Independent judiciary

Independent judiciary

The grand chamber of the European Court of Human Rights (ECHR) on June 23 issued a very important judgment concerning the political authority’s interference on the high judiciary. The court ruled that political interference on the high judiciary through constitutional amendments was a violation of “the separation of powers and the independence of the judiciary.” The ruling is long and written in highly technical legal language. Let me write a very simple and short summary. 

In October 2011, the ruling Christian Democratic People’s Party in Hungary submitted two constitutional amendments to parliament. In one of them, the mandatory retirement age of judges was to be reduced from 70 to the general retirement age of 62, thus prompting the retirement of 228 top judges. The second amendment was about changing the structure and names of Hungary’s Supreme Court and its National Council of Justice. 

The president of both courts, Judge Andras Baka, declared that these proposals were against the principle of the separation of powers and the independence of the judiciary. Baka was also to be affected by the pensioning off of judges with the reduction of the retirement age. 

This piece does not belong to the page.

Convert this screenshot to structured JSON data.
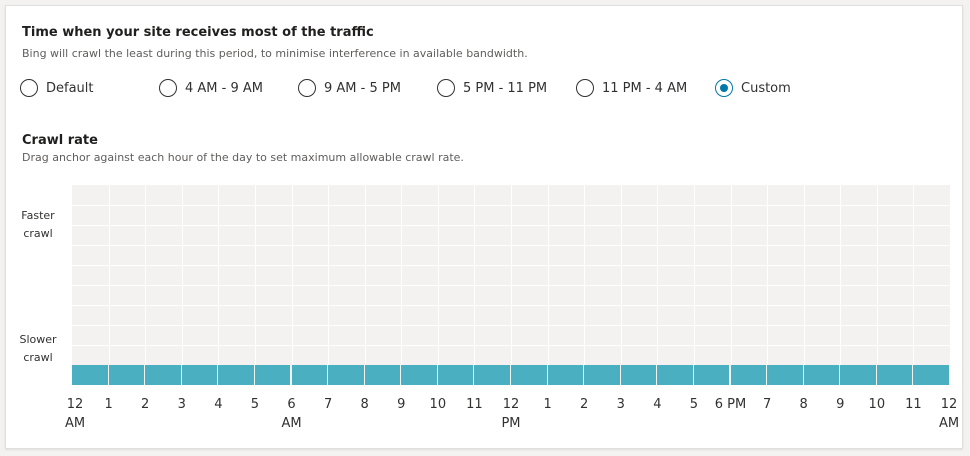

Today, Hungary is a “democracy.” But it is often described by political scientists as “delegative,” “illiberal” and “authoritarian.” 

Baka was unable to open a nullification case in the Hungarian Constitutional Court, so he filed an individual appeal to the ECHR, which was accepted. 

First of all, we have learned that an annulment appeal against a constitutional change is not possible, but a case about a violation of individual rights is possible. 

Secondly, the court recognized that all public officials serving in the judiciary can be expected to show restraint in exercising freedom of expression in all cases where the authority and impartiality of the judiciary is likely to be called into question. But in important matters concerning the judiciary, it is not only a matter of freedom of expression but also a professional duty. 

Thirdly, in accordance with the principle of separation of powers, members of the judiciary cannot be equated with “ordinary civil servants” and they should be equipped with special guarantees. 

Regarding the dismissal in Turkey of staff of the Supreme Court of Appeals (Yargıtay) and the Council of State (Danıştay), the most important judgment of the ECHR can be summarized as follows: The rearrangement of staff and members of the judiciary with the implementation of “transitional provisions” implies a political motivation for the change.

In Turkey, very recently, the dismissal of members of the high judiciary was introduced with transitional provisions. Members lost their positions on the date of the publication of the law and new appointments were to be made in five days without any transitional period.

If the clearance of members of the “Gülen movement” had been made with objective criteria and through a transitional period then nobody could have opposed it. However, the new Yargıtay and Danıştay are being formed through political bargaining, with the government getting the lion’s share. 

The June 23 verdict of the ECHR should be fully translated by Turkey’s Bar Association and delivered to all legal people, judges and prosecutors. The reference number is The Case of Baka v Hungary, 20261/12.